Override at runtime:
- `HF_MAX_WORKERS`

Queue settings:
- `HF_QUEUE_MAX_SIZE` (default: `512`)

## Thread Lifecycle and Safety
- Each request gets its own generation thread.
- Each request has a cancellation event.
- `CancelAwareStoppingCriteria` stops generation when client disconnects/cancels.
- Streamer is explicitly ended in `finally` block.
- Generation thread is joined with a long timeout (`HF_GENERATION_JOIN_TIMEOUT_SECONDS`, default `180`) to avoid orphaned work.

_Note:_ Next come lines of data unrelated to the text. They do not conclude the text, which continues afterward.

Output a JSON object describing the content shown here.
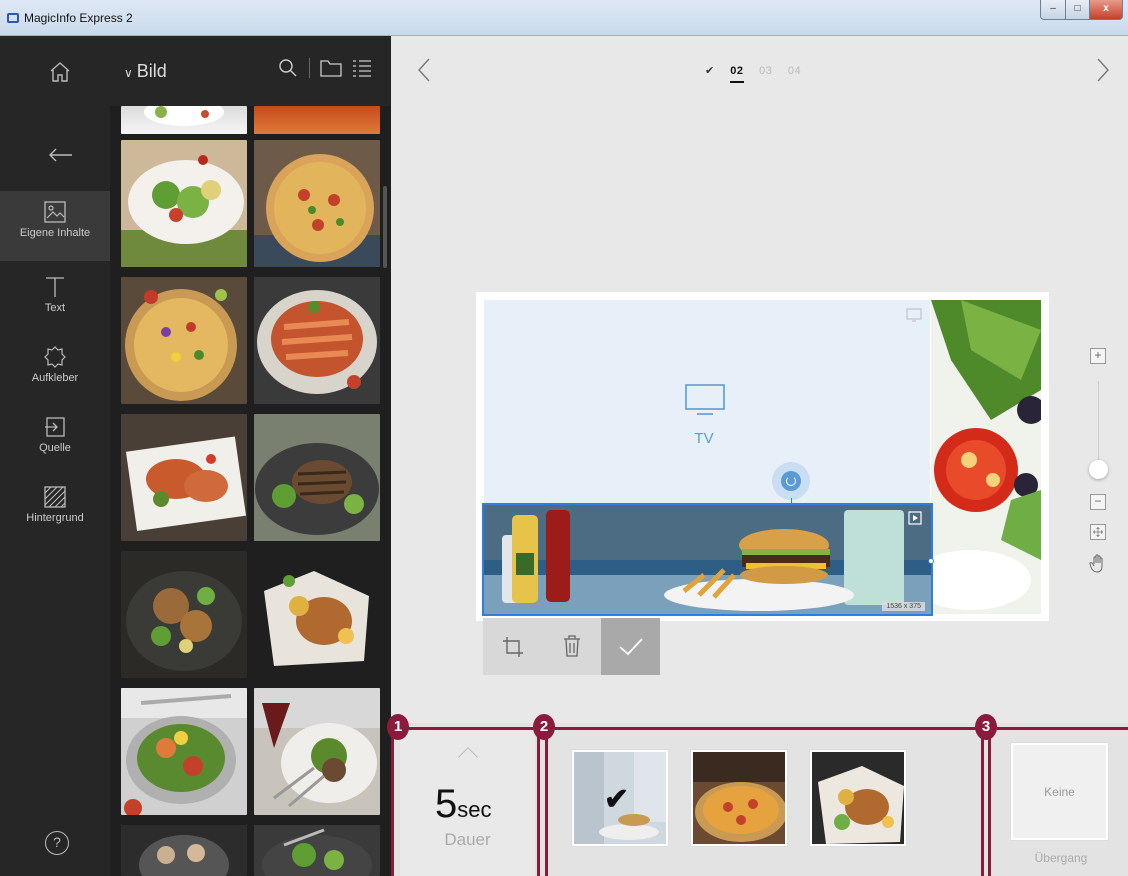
{
  "window": {
    "title": "MagicInfo Express 2",
    "min_label": "–",
    "max_label": "□",
    "close_label": "x"
  },
  "rail": {
    "items": [
      {
        "label": "Eigene Inhalte",
        "icon": "image-icon",
        "active": true
      },
      {
        "label": "Text",
        "icon": "text-icon"
      },
      {
        "label": "Aufkleber",
        "icon": "sticker-icon"
      },
      {
        "label": "Quelle",
        "icon": "source-input-icon"
      },
      {
        "label": "Hintergrund",
        "icon": "background-pattern-icon"
      }
    ],
    "help_label": "?"
  },
  "panel": {
    "title": "Bild",
    "icons": [
      "search-icon",
      "folder-icon",
      "list-view-icon"
    ]
  },
  "pager": {
    "pages": [
      "02",
      "03",
      "04"
    ],
    "current": "02",
    "done_icon": "check-icon"
  },
  "canvas": {
    "tv_label": "TV",
    "image_dims": "1536 x 375"
  },
  "zoom": {
    "plus": "+",
    "minus": "−",
    "level": 0.2
  },
  "bottom": {
    "badges": [
      "1",
      "2",
      "3"
    ],
    "duration": {
      "value": "5",
      "unit": "sec",
      "label": "Dauer"
    },
    "transition": {
      "value": "Keine",
      "label": "Übergang"
    }
  },
  "colors": {
    "accent": "#2d7fde",
    "callout": "#8b1a3d",
    "rail_bg": "#262626"
  }
}
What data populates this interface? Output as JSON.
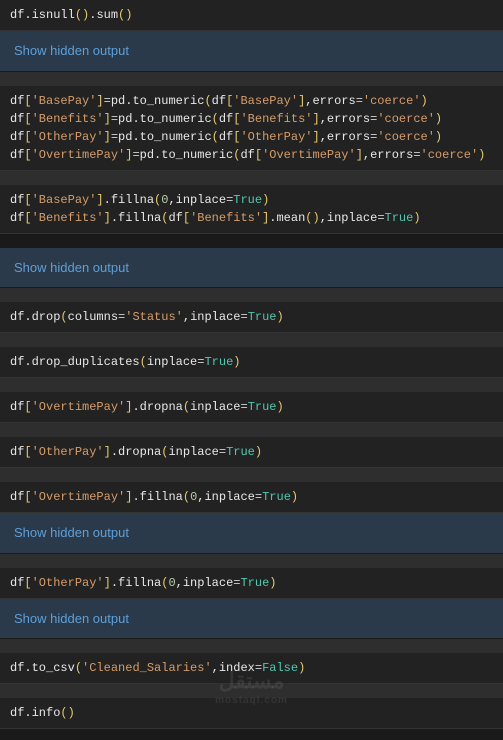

This fixes the old short-join behavior that produced frequent:
- `Generation thread did not finish within timeout`

## Metrics and Logging
Per request logs include:
- request queued
- worker start/end
- first token latency
- generated token count
- tokens/sec
- active workers
- queue size

Debug token-by-token logging is optional:
- `HF_DEBUG_TOKEN_LOGS=1`

## API
### `POST /chat`
Body:
- `messages`: chat messages
- `stream`: `true` for SSE streaming
- `max_tokens`: max new tokens requested
- `temperature`: optional; if omitted model default is used
- `tools`: optional tool schemas for chat template

Streaming response format:
- SSE `data: {"type":"token","content":"..."}` chunks
- final `{"type":"done","content":""}` event

### `GET /health`
Returns:
- `status`
- `model_loaded`
- `device`
- `active_workers`
- `queue_size`
- `max_workers`

### `GET /index`
Serves `index.html` test page.

## Model-Specific Settings
### `app.py` (Nanbeige4.1-3B)
- `max_input_tokens=32768`
- `eos_token_id=166101`
- `default_temperature=0.6`
- `top_p=0.95`
- `repetition_penalty=1.0`
- `tokenizer_use_fast=False`

### `main.py` (LFM2.5-1.2B-Thinking)
- `max_input_tokens=32768`
- `default_temperature=0.1`
- `top_p=0.1`
- `top_k=50`
- `repetition_penalty=1.05`
- `eos_token_id` from tokenizer config

## Environment Variables
- `HF_MAX_WORKERS`
- `HF_QUEUE_MAX_SIZE`
- `HF_STREAMER_TIMEOUT_SECONDS`
- `HF_GENERATION_JOIN_TIMEOUT_SECONDS`
- `HF_MAX_INPUT_TOKENS`
- `HF_MAX_NEW_TOKENS`
- `HF_DEBUG_TOKEN_LOGS`

## Model Documentation References
### Nanbeige / `app.py`
- https://huggingface.co/Nanbeige/Nanbeige4.1-3B
- https://huggingface.co/Nanbeige/Nanbeige4.1-3B/blob/main/README.md
- https://huggingface.co/Nanbeige/Nanbeige4.1-3B/blob/main/Nanbeige4.1-3B-Report.pdf
- https://huggingface.co/Nanbeige/Nanbeige4.1-3B/blob/main/generation_config.json
- https://huggingface.co/Nanbeige/Nanbeige4.1-3B/blob/main/config.json

### LiquidAI / `main.py`
- https://huggingface.co/LiquidAI/LFM2.5-1.2B-Thinking
- https://huggingface.co/LiquidAI/LFM2.5-1.2B-Thinking/blob/main/README.md
- https://huggingface.co/LiquidAI/LFM2.5-1.2B-Thinking/blob/main/chat_template.jinja
- https://huggingface.co/LiquidAI/LFM2.5-1.2B-Thinking/blob/main/config.json
- https://docs.liquid.ai/lfm/key-concepts/chat-template
- https://docs.liquid.ai/lfm/key-concepts/text-generation-and-prompting
- https://docs.liquid.ai/lfm/key-concepts/tool-use
- https://huggingface.co/docs/transformers/en/chat_templating#using-applychattemplate

## Notes
- Model is loaded once per process during FastAPI lifespan startup.
- `index.html` is intentionally a simple streaming test page, not the production frontend.
- Both entrypoints (`app.py`, `main.py`) now behave consistently by design.